Learning Algorithmic Solutions to Symbolic Planning Tasks with a Neural Computer Architecture

TL;DR

This paper introduces a neural computer architecture inspired by traditional computer designs, capable of learning and generalizing abstract algorithmic solutions for complex symbolic planning tasks using reinforcement learning.

Contribution

The paper presents a novel memory-augmented neural architecture that learns transferable algorithmic solutions across diverse symbolic planning problems.

Findings

Successfully learned solutions for Sokoban, sliding block puzzles, and robotic manipulation

Demonstrated strong generalization to larger and more complex task configurations

Achieved independence from data representation and task domain

Abstract

A key feature of intelligent behavior is the ability to learn abstract strategies that transfer to unfamiliar problems.
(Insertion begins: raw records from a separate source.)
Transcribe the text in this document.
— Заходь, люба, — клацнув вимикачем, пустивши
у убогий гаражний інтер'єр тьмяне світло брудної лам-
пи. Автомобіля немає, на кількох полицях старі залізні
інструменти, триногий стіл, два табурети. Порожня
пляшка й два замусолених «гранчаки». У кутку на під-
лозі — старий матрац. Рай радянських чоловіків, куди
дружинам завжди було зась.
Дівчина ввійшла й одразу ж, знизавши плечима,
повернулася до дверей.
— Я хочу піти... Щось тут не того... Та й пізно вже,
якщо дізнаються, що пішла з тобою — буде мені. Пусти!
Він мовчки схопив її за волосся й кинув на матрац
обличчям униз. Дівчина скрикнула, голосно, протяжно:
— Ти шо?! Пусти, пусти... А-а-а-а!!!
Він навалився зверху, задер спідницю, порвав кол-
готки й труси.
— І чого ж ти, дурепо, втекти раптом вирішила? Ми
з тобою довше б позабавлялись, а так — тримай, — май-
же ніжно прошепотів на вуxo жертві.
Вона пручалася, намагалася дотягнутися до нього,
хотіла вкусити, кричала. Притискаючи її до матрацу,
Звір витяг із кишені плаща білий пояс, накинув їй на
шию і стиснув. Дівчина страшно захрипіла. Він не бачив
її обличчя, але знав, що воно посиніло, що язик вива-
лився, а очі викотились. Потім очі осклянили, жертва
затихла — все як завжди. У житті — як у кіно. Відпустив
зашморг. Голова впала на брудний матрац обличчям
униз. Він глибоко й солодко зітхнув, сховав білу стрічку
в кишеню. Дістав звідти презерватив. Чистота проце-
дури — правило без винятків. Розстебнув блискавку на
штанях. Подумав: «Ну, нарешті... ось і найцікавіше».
Therefore, we present a novel architecture, based on memory-augmented networks, that is inspired by the von Neumann and Harvard architectures of modern computers. This architecture enables the learning of abstract algorithmic solutions via Evolution Strategies in a reinforcement learning setting. Applied to Sokoban, sliding block puzzle and robotic manipulation tasks, we show that the architecture can learn algorithmic solutions with strong generalization and abstraction: scaling to arbitrary task configurations and complexities, and being independent of both the data representation and the task domain.